Exploring race and racism, gender and misogyny: History 5410 Race and Gender in Modern America

Wayward Lives, Beautiful Experiments is an exploratory, experimental history of the lives of young black women in northern cities in the early twentieth century. Its author, Saidiya Hartmann, had just won a MacArthur “genius” grant for her innovative scholarship when we sat down to discuss the book earlier this month. I think that it was at this moment that the seven students in History 5410 Race and Gender in Modern America really gelled. The day’s student seminar-leaders guided us through a provocative, wide-ranging discussion about how Hartmann’s method beautifully evoked the inner worlds of women largely invisible in the historical record where they mostly appear as statistics in sociologies of the ghetto, names on police blotters, or case files of detention centers. We considered what Hartmann taught us about these young women’s lives with her method that we might not have understood otherwise and discussed whether or not this was a method that graduate students in history might want to embrace.

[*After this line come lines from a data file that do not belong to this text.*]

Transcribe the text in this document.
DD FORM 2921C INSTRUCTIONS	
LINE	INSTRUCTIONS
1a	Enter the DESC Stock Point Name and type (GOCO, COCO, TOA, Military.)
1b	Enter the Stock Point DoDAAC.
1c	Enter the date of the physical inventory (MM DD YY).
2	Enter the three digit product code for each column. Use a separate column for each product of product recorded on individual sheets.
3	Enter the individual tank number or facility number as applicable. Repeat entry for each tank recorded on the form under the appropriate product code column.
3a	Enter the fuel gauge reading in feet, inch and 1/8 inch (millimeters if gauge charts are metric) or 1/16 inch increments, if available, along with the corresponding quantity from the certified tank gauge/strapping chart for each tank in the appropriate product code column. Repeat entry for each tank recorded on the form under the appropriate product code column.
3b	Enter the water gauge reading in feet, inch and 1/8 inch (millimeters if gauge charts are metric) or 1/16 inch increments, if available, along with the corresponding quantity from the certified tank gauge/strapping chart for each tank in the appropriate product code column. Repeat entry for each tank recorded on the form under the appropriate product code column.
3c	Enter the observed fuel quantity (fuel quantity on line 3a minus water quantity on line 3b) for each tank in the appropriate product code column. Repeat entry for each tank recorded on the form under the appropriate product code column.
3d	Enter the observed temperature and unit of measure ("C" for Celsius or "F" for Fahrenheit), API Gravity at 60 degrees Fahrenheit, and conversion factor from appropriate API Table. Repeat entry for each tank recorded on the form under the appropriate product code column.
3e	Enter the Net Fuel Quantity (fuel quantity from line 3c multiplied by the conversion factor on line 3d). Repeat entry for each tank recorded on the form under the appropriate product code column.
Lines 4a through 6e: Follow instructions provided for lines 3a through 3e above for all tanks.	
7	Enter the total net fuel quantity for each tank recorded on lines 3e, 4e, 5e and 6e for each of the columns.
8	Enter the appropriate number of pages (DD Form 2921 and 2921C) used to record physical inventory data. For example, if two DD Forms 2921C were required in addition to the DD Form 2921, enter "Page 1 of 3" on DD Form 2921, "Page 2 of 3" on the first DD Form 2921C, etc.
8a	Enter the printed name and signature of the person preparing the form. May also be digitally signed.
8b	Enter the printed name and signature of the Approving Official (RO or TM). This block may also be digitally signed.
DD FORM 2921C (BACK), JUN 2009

Hartmann’s book is among a set of histories of race and gender in the U.S. since 1877 that the course includes. We have read about miscegenation, farmworkers and migrants, and women’s employment and “economic citizenship” and are moving on to civil rights, conservative politics of the family, and mass incarceration. Katie, a first-year doctoral student in the department, comments that “I have never explored race and gender exclusively in a course and the well-selected readings and discussions have forced me to re-evaluate my preconceived notions of both of these concepts. This class has challenged me to really understand how race and gender construct one another in today’s world.” Grace Campagna, a senior history major, echoes the point, observing that “The biggest takeaway from the class so far has been seeing the range of ways that those in power have used race and gender to construct and uphold social, political, and economic systems.”

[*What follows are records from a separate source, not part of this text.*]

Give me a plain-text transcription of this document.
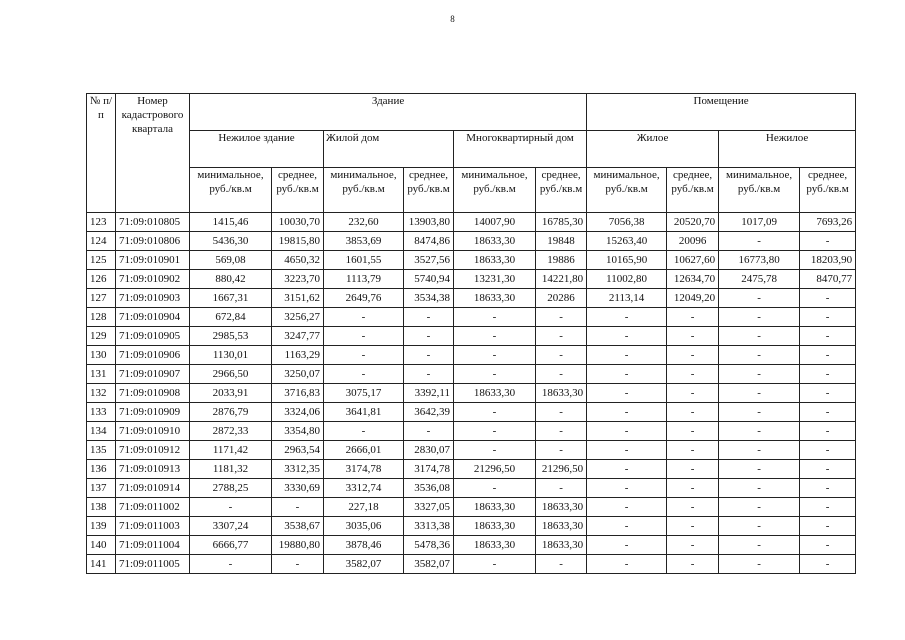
8
№ п/п	Номер кадастрового квартала	Здание						Помещение			
		Нежилое здание		Жилой дом		Многоквартирный дом		Жилое		Нежилое	
		минимальное, руб./кв.м	среднее, руб./кв.м	минимальное, руб./кв.м	среднее, руб./кв.м	минимальное, руб./кв.м	среднее, руб./кв.м	минимальное, руб./кв.м	среднее, руб./кв.м	минимальное, руб./кв.м	среднее, руб./кв.м
123	71:09:010805	1415,46	10030,70	232,60	13903,80	14007,90	16785,30	7056,38	20520,70	1017,09	7693,26
124	71:09:010806	5436,30	19815,80	3853,69	8474,86	18633,30	19848	15263,40	20096	-	-
125	71:09:010901	569,08	4650,32	1601,55	3527,56	18633,30	19886	10165,90	10627,60	16773,80	18203,90
126	71:09:010902	880,42	3223,70	1113,79	5740,94	13231,30	14221,80	11002,80	12634,70	2475,78	8470,77
127	71:09:010903	1667,31	3151,62	2649,76	3534,38	18633,30	20286	2113,14	12049,20	-	-
128	71:09:010904	672,84	3256,27	-	-	-	-	-	-	-	-
129	71:09:010905	2985,53	3247,77	-	-	-	-	-	-	-	-
130	71:09:010906	1130,01	1163,29	-	-	-	-	-	-	-	-
131	71:09:010907	2966,50	3250,07	-	-	-	-	-	-	-	-
132	71:09:010908	2033,91	3716,83	3075,17	3392,11	18633,30	18633,30	-	-	-	-
133	71:09:010909	2876,79	3324,06	3641,81	3642,39	-	-	-	-	-	-
134	71:09:010910	2872,33	3354,80	-	-	-	-	-	-	-	-
135	71:09:010912	1171,42	2963,54	2666,01	2830,07	-	-	-	-	-	-
136	71:09:010913	1181,32	3312,35	3174,78	3174,78	21296,50	21296,50	-	-	-	-
137	71:09:010914	2788,25	3330,69	3312,74	3536,08	-	-	-	-	-	-
138	71:09:011002	-	-	227,18	3327,05	18633,30	18633,30	-	-	-	-
139	71:09:011003	3307,24	3538,67	3035,06	3313,38	18633,30	18633,30	-	-	-	-
140	71:09:011004	6666,77	19880,80	3878,46	5478,36	18633,30	18633,30	-	-	-	-
141	71:09:011005	-	-	3582,07	3582,07	-	-	-	-	-	-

The seminar is based in a student-centered pedagogy. Will Hogue, a second-year doctoral student, says that “Dr. Swinth’s commitment to experimenting with new and more democratic pedagogical methods has been very rewarding.” He adds, “The collaborative syllabus model gives the students not only the chance to tailor the course to their personal needs and goals, but also the chance to practice some lesson planning and course construction. In all, it has been helpful for our development both as scholars and teachers.” In fact, the class just completed a collaborative process to set the topics for the last four weeks of the seminar, all chosen by students to reflect their interests and to pursue questions that have arisen in the first part of the course.

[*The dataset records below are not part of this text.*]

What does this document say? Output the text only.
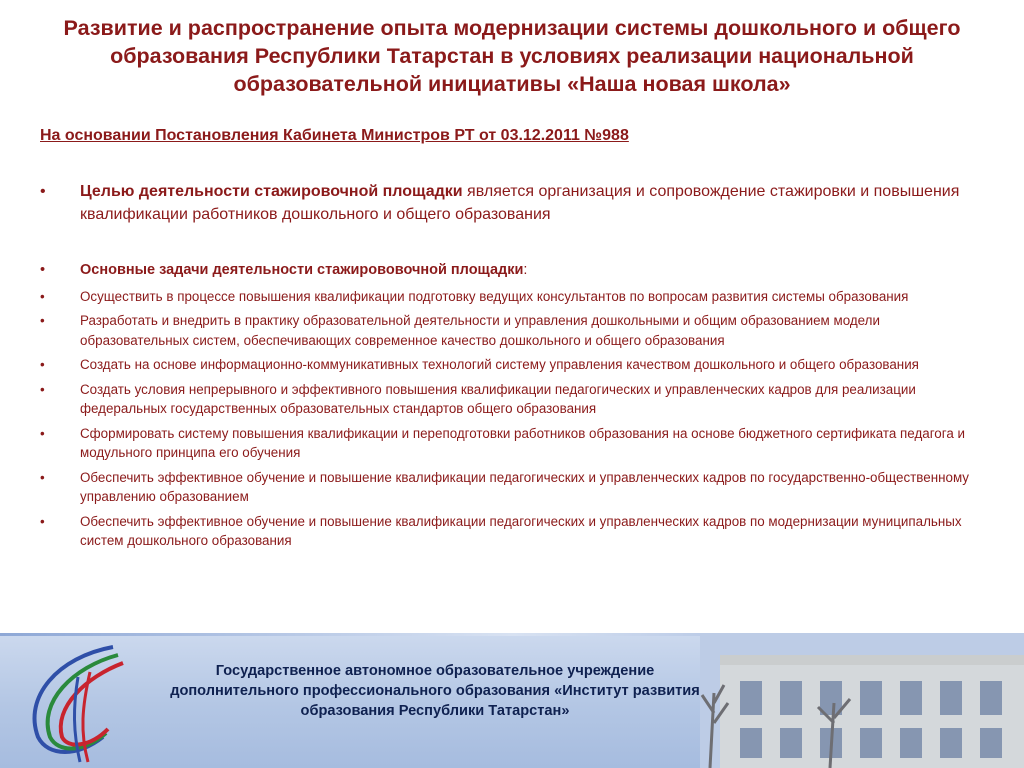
Развитие и распространение опыта модернизации системы дошкольного и общего образования Республики Татарстан в условиях реализации национальной образовательной инициативы «Наша новая школа»

На основании Постановления Кабинета Министров РТ от 03.12.2011 №988

•	Целью деятельности стажировочной площадки является организация и сопровождение стажировки и повышения квалификации работников дошкольного и общего образования
•	Основные задачи деятельности стажирововочной площадки:
•	Осуществить в процессе повышения квалификации подготовку ведущих консультантов по вопросам развития системы образования
•	Разработать и внедрить в практику образовательной деятельности и управления дошкольными и общим образованием модели образовательных систем, обеспечивающих современное качество дошкольного и общего образования
•	Создать на основе информационно-коммуникативных технологий систему управления качеством дошкольного и общего образования
•	Создать условия непрерывного и эффективного повышения квалификации педагогических и управленческих кадров для реализации федеральных государственных образовательных стандартов общего образования
•	Сформировать систему повышения квалификации и переподготовки работников образования на основе бюджетного сертификата педагога и модульного принципа его обучения
•	Обеспечить эффективное обучение и повышение квалификации педагогических и управленческих кадров по государственно-общественному управлению образованием
•	Обеспечить эффективное обучение и повышение квалификации педагогических и управленческих кадров по модернизации муниципальных систем дошкольного образования
Государственное автономное образовательное учреждение дополнительного профессионального образования «Институт развития образования Республики Татарстан»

At its most basic, this course investigates the ways that race and gender have shaped what it is like to live in the United States today. It draws upon the field of history and the skills, talents, and creativity of committed graduate students (and an accompanying professor) to explore the key categories and mechanisms that have made race and gender “tick” in American culture and society since Reconstruction. In many it is a traditional graduate readings seminar. Course readings analyze how these key, intersecting categories shaped American politics, economy, culture, state, and criminal justice system. But beyond that, the seminar’s deeper goal is to follow the class’s collective interests. What do class members, as individuals, and the class, as a group, want to understand better and more deeply about the history of race and gender in the U.S.? This course is as an opportunity to figure out why learning about this topic matters to comprehending U.S. history, why it matters to students (personally, professionally, as citizens/contributors), and why it matters to the larger world, future students, and other audiences we have yet to identify.